One-click intelligent video editing and video repair algorithm—ProPainter source code analysis and deployment

Preface

Video editing and restoration are indeed skills that are becoming more and more important as electronics become more popular. There are many video editing tools that can help people easily complete these tasks such as: Adobe Premiere Pro, Final Cut Pro X, Davinci Resolve, HitFilm Express. They all provide some video repair functions, but they are not suitable for users without much professional skills.
As for advanced functions such as video target removal, watermark removal, mask completion, and video expansion, you usually need to use more professional image processing tools, such as Adobe After Effects or Adobe Photoshop, and these tools require a certain learning curve.
ProPainter is an intelligent video repair algorithm developed by the S-Lab team of Nanyang Technological University. ProPainter completes many practical functions such as video target removal, video watermark removal, video mask completion, and video external expansion!

1. Algorithm analysis

1.Project address

Project homepage: https://shangchenzhou.com/projects/ProPainter/Paper
link: https://arxiv.org/abs/2309.03897
Code link: https://github.com/sczhou/ProPainter
Official project effect:

Video target removal/video watermark removal/video mask completion

If the project git or model cannot be downloaded, you can use the resources uploaded by csdn: https://download.csdn.net/download/matt45m/88385370

2. Video repair

Video repair is a task that aims to repair damaged or missing parts of a video by filling in missing areas or removing unwanted content. This field can be divided into two main directions: object removal and object completion.

Object Removal : This is an important aspect of video repair and is usually used to remove unwanted objects in the video, such as watermarks, unwanted elements or interfering objects.
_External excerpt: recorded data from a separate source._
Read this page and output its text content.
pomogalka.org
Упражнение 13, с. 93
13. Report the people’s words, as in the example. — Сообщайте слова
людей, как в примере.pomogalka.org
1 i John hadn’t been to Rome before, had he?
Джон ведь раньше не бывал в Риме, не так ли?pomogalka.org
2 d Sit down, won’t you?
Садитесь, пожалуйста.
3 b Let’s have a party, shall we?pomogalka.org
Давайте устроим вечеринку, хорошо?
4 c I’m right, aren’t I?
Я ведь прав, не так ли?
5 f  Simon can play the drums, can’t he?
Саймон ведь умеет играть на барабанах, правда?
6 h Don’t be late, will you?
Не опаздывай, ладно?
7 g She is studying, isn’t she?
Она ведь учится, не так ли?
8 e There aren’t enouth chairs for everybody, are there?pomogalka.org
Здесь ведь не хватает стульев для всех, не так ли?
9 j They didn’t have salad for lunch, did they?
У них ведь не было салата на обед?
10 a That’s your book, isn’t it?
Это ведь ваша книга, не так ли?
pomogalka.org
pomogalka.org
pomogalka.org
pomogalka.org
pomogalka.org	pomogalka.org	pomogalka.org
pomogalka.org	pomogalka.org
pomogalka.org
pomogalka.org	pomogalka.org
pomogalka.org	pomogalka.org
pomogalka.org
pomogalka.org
Traditional methods can use texture synthesis techniques, while deep learning methods can achieve object removal by learning how to fill in missing areas.
Object Inpainting : Object Inpainting is the process of filling in missing areas in a video, usually used to repair damaged video frames or restore damaged parts. This is useful for restoring old movies, repairing corrupted surveillance footage, or working with incomplete video streams.

In video restoration, there are two main algorithmic methods: traditional methods and deep learning methods. Traditional methods rely on texture synthesis techniques, which fill missing areas by copying texture information from surrounding video frames. On the other hand are deep learning methods, which have made significant progress in video restoration. Neural network architectures such as generative adversarial networks (GANs), variational autoencoders (VAEs), and Transformers have been widely used in video restoration tasks. These methods can automatically learn mapping relationships to generate high-quality inpainting results from input videos, making the inpainting process more intelligent.

3. Introduction to algorithm

Stream propagation and spatiotemporal Transformer are the two main mechanisms in video repair tasks. Although they are very useful in video repair, there are still some limitations that have an impact on their performance. Traditional propagation-based methods are usually performed in the image or feature domain, which may lead to spatial misalignment issues due to inaccurate optical flow. Furthermore, memory and computational resource constraints may limit feature propagation and the temporal scope of the video Transformer, thus preventing the exploration of corresponding information for remote frames.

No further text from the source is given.